La visuale dal balconcino di casa ci mostra abitazioni sparse con annessi appezzamenti di terra ad andamento scosceso variamente coltivati: riconosco piante di avocado, banani, canne di bambù, orti di chissà quali prodotti. In casa l’impatto con la frutta per noi esotica è immediato quanto piacevole: pitaya, granadilla, mango, papaya, higo (fico d’india), maracuja, piña (ananas), cocco, banane, avocado. L’agricoltura qui è tornata ad essere molto sviluppata e florida dopo la scomparsa nel 1993 del famoso e controverso narcotrafficante Pablo Escobar. Le terre, infatti, erano state abbandonate dai contadini per sfuggire alle azioni criminose dei narcotrafficanti (Cartello di Medellin) e alla guerriglia conseguente.

Decidiamo di trascorrere la serata in città, accompagnati da taxi che qui costano pochissimo. Ci fermiamo nella piazzetta principale piena di luminarie natalizie, a cominciare dalla facciata della chiesa. C’è un pullulare di gente, ma anche di moto e macchine. Le ragazze e i ragazzi sembrano spigliati e alla moda, nel vestire e negli atteggiamenti, debitamente forniti di smartphone. In attesa di tornare per una visita particolareggiata della cittadina, saliamo per cena in un locale che ha i tavoli sul balcone prospiciente la piazza. Iniziamo ad apprezzare gustosi piatti locali. In Colombia costano poco solo i beni essenziali, il cibo e i trasporti.

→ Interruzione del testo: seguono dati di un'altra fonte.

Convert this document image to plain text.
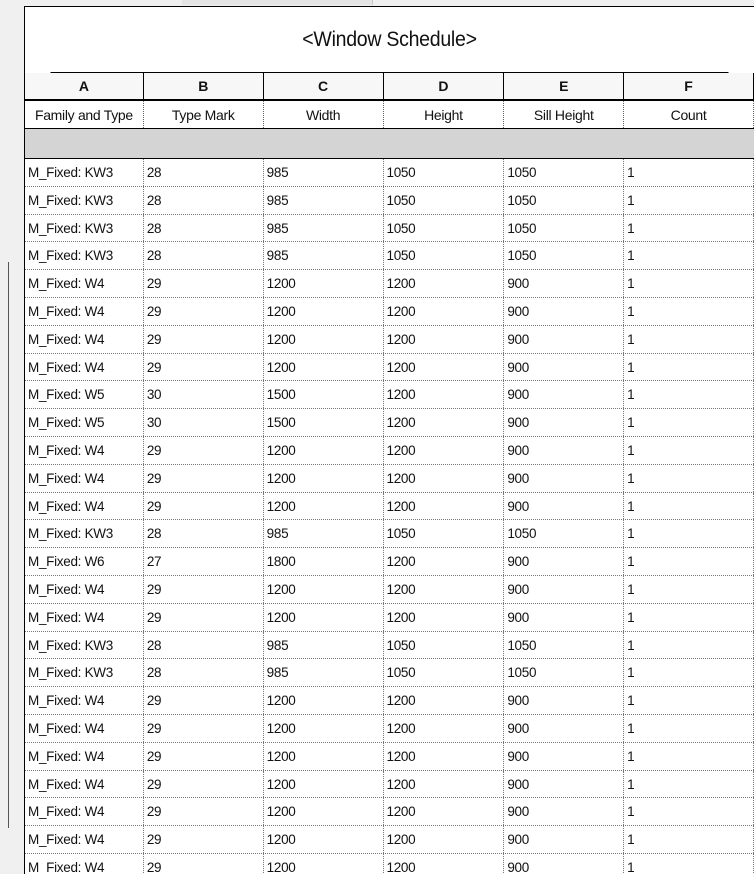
<Window Schedule>
A	B	C	D	E	F
Family and Type	Type Mark	Width	Height	Sill Height	Count
M_Fixed: KW3	28	985	1050	1050	1
M_Fixed: KW3	28	985	1050	1050	1
M_Fixed: KW3	28	985	1050	1050	1
M_Fixed: KW3	28	985	1050	1050	1
M_Fixed: W4	29	1200	1200	900	1
M_Fixed: W4	29	1200	1200	900	1
M_Fixed: W4	29	1200	1200	900	1
M_Fixed: W4	29	1200	1200	900	1
M_Fixed: W5	30	1500	1200	900	1
M_Fixed: W5	30	1500	1200	900	1
M_Fixed: W4	29	1200	1200	900	1
M_Fixed: W4	29	1200	1200	900	1
M_Fixed: W4	29	1200	1200	900	1
M_Fixed: KW3	28	985	1050	1050	1
M_Fixed: W6	27	1800	1200	900	1
M_Fixed: W4	29	1200	1200	900	1
M_Fixed: W4	29	1200	1200	900	1
M_Fixed: KW3	28	985	1050	1050	1
M_Fixed: KW3	28	985	1050	1050	1
M_Fixed: W4	29	1200	1200	900	1
M_Fixed: W4	29	1200	1200	900	1
M_Fixed: W4	29	1200	1200	900	1
M_Fixed: W4	29	1200	1200	900	1
M_Fixed: W4	29	1200	1200	900	1
M_Fixed: W4	29	1200	1200	900	1
M_Fixed: W4	29	1200	1200	900	1
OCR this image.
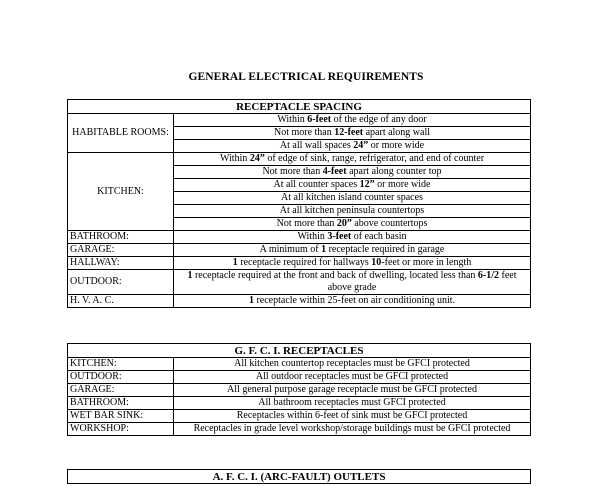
GENERAL ELECTRICAL REQUIREMENTS
RECEPTACLE SPACING	
HABITABLE ROOMS:	Within 6-feet of the edge of any door
	Not more than 12-feet apart along wall
	At all wall spaces 24” or more wide
KITCHEN:	Within 24” of edge of sink, range, refrigerator, and end of counter
	Not more than 4-feet apart along counter top
	At all counter spaces 12” or more wide
	At all kitchen island counter spaces
	At all kitchen peninsula countertops
	Not more than 20” above countertops
BATHROOM:	Within 3-feet of each basin
GARAGE:	A minimum of 1 receptacle required in garage
HALLWAY:	1 receptacle required for hallways 10-feet or more in length
OUTDOOR:	1 receptacle required at the front and back of dwelling, located less than 6-1/2 feet above grade
H. V. A. C.	1 receptacle within 25-feet on air conditioning unit.
G. F. C. I. RECEPTACLES	
KITCHEN:	All kitchen countertop receptacles must be GFCI protected
OUTDOOR:	All outdoor receptacles must be GFCI protected
GARAGE:	All general purpose garage receptacle must be GFCI protected
BATHROOM:	All bathroom receptacles must GFCI protected
WET BAR SINK:	Receptacles within 6-feet of sink must be GFCI protected
WORKSHOP:	Receptacles in grade level workshop/storage buildings must be GFCI protected
A. F. C. I. (ARC-FAULT) OUTLETS
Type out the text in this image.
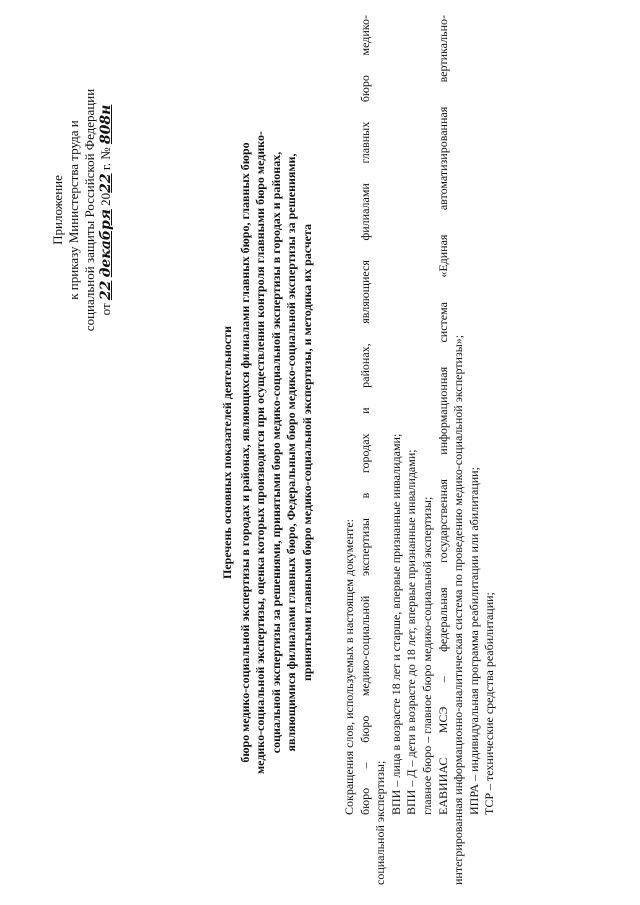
Приложение к приказу Министерства труда и социальной защиты Российской Федерации от 22 декабря 2022 г. № 808н
Перечень основных показателей деятельности бюро медико-социальной экспертизы в городах и районах, являющихся филиалами главных бюро, главных бюро медико-социальной экспертизы, оценка которых производится при осуществлении контроля главными бюро медико- социальной экспертизы за решениями, принятыми бюро медико-социальной экспертизы в городах и районах, являющимися филиалами главных бюро, Федеральным бюро медико-социальной экспертизы за решениями, принятыми главными бюро медико-социальной экспертизы, и методика их расчета Сокращения слов, используемых в настоящем документе: бюро – бюро медико-социальной экспертизы в городах и районах, являющиеся филиалами главных бюро медико-
социальной экспертизы;
ВПИ – лица в возрасте 18 лет и старше, впервые признанные инвалидами; ВПИ – Д – дети в возрасте до 18 лет, впервые признанные инвалидами; главное бюро – главное бюро медико-социальной экспертизы; ЕАВИИАС МСЭ – федеральная государственная информационная система «Единая автоматизированная вертикально- интегрированная информационно-аналитическая система по проведению медико-социальной экспертизы»; ИПРА – индивидуальная программа реабилитации или абилитации; ТСР – технические средства реабилитации;
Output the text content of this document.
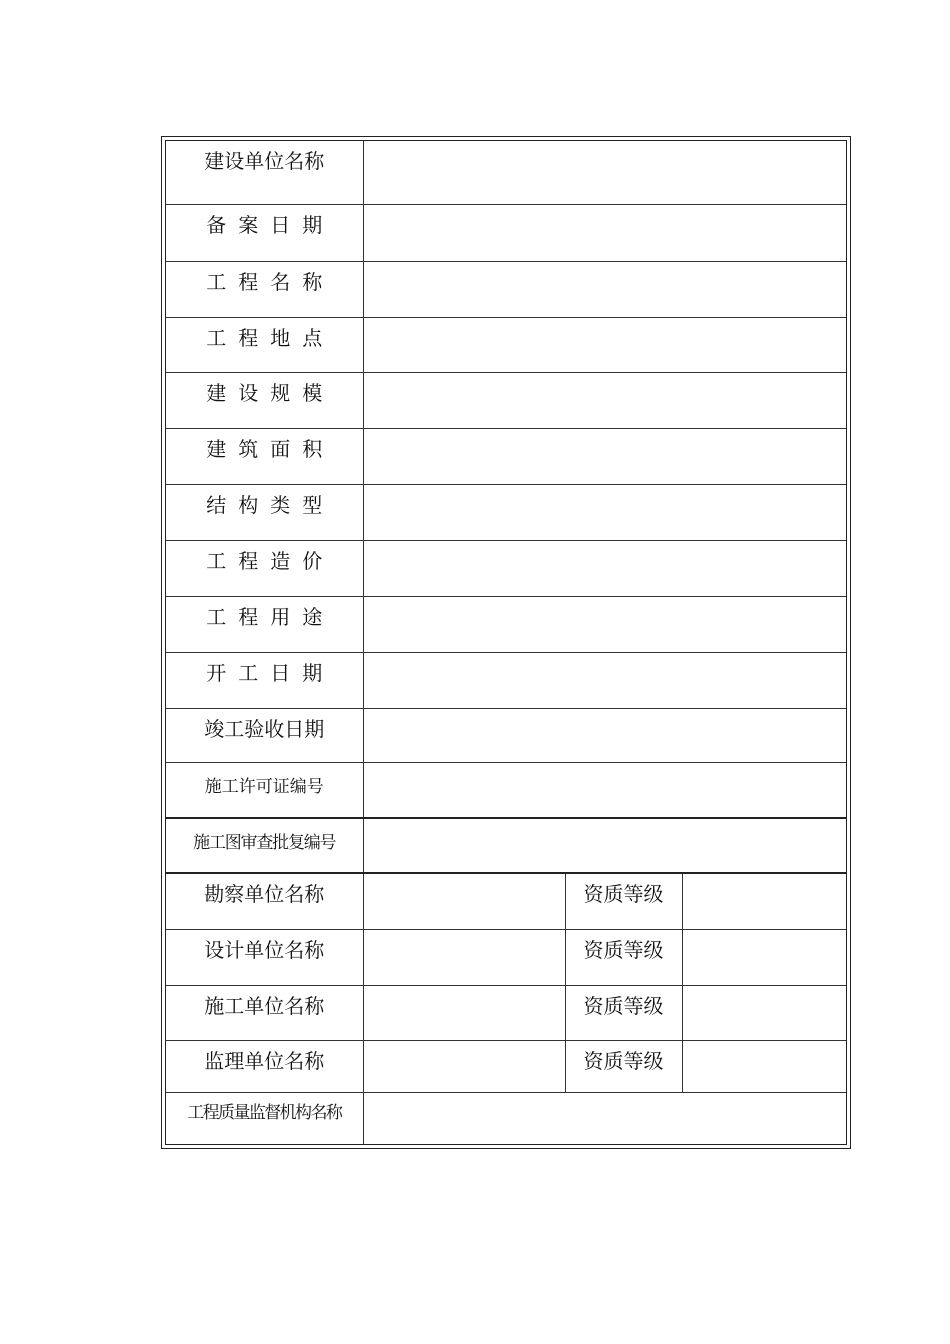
建设单位名称			
备案日期			
工程名称			
工程地点			
建设规模			
建筑面积			
结构类型			
工程造价			
工程用途			
开工日期			
竣工验收日期			
施工许可证编号			
施工图审查批复编号			
勘察单位名称		资质等级	
设计单位名称		资质等级	
施工单位名称		资质等级	
监理单位名称		资质等级	
工程质量监督机构名称			
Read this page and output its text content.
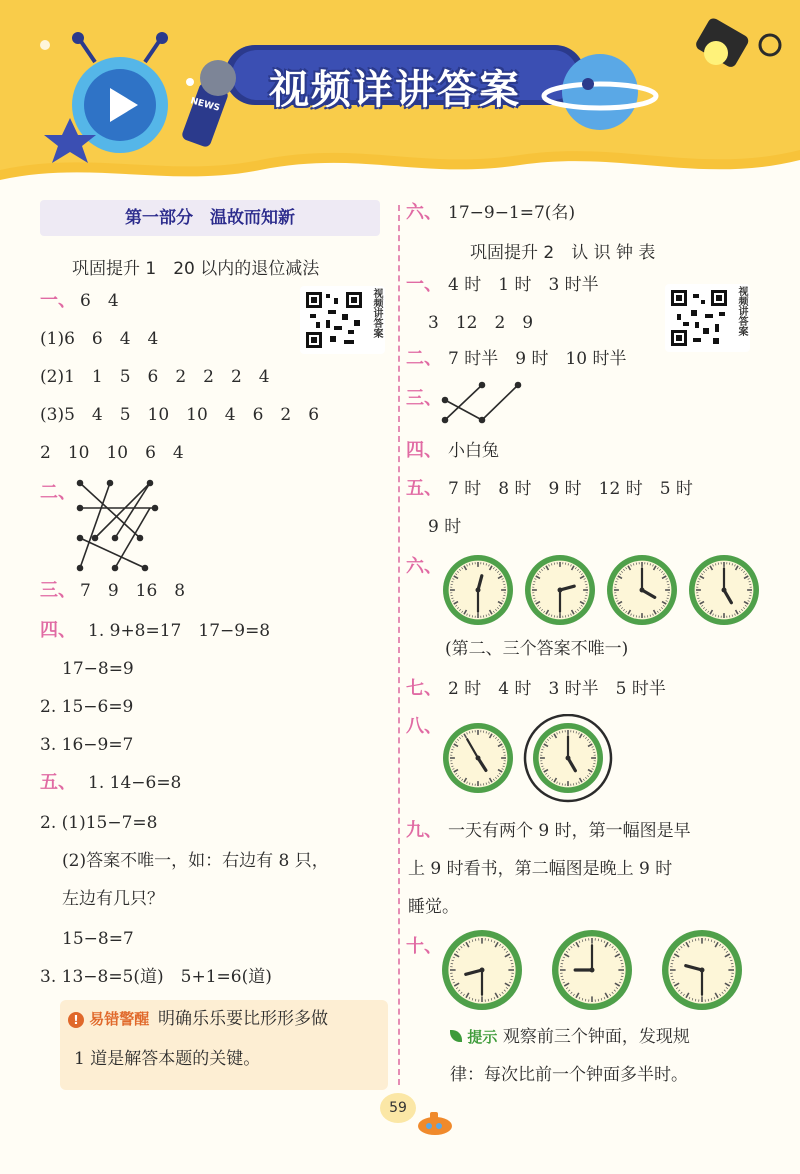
视频详讲答案
NEWS
第一部分　温故而知新
巩固提升 1　20 以内的退位减法
视频讲答案
一、 6　4
(1)6　6　4　4
(2)1　1　5　6　2　2　2　4
(3)5　4　5　10　10　4　6　2　6
2　10　10　6　4
二、
三、 7　9　16　8
四、 1. 9+8=17　17−9=8
17−8=9
2. 15−6=9
3. 16−9=7
五、 1. 14−6=8
2. (1)15−7=8
(2)答案不唯一，如：右边有 8 只，
左边有几只？
15−8=7
3. 13−8=5(道)　5+1=6(道)
! 易错警醒 明确乐乐要比形形多做
1 道是解答本题的关键。
六、 17−9−1=7(名)
巩固提升 2　认 识 钟 表
视频讲答案
一、 4 时　1 时　3 时半
3　12　2　9
二、 7 时半　9 时　10 时半
三、
四、 小白兔
五、 7 时　8 时　9 时　12 时　5 时
9 时
六、
(第二、三个答案不唯一)
七、 2 时　4 时　3 时半　5 时半
八、
九、 一天有两个 9 时，第一幅图是早
上 9 时看书，第二幅图是晚上 9 时
睡觉。
十、
提示 观察前三个钟面，发现规
律：每次比前一个钟面多半时。
59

Andiamo a dormire in una situazione di estremo relax, al frinire dei grilli. Da notare l’assenza di vetri alle finestre, che non sono necessari per via del clima costantemente mite. Al mattino seguente passeggiata nei dintorni lungo strade sterrate, dove troviamo anche abitazioni di notevole pregio, non certo di proprietà di contadini. Trovandosi Medellin relativamente in basso con un clima più caldo, è probabile che chi ha la disponibilità economica si procuri un’abitazione secondaria in zona climatica più favorevole.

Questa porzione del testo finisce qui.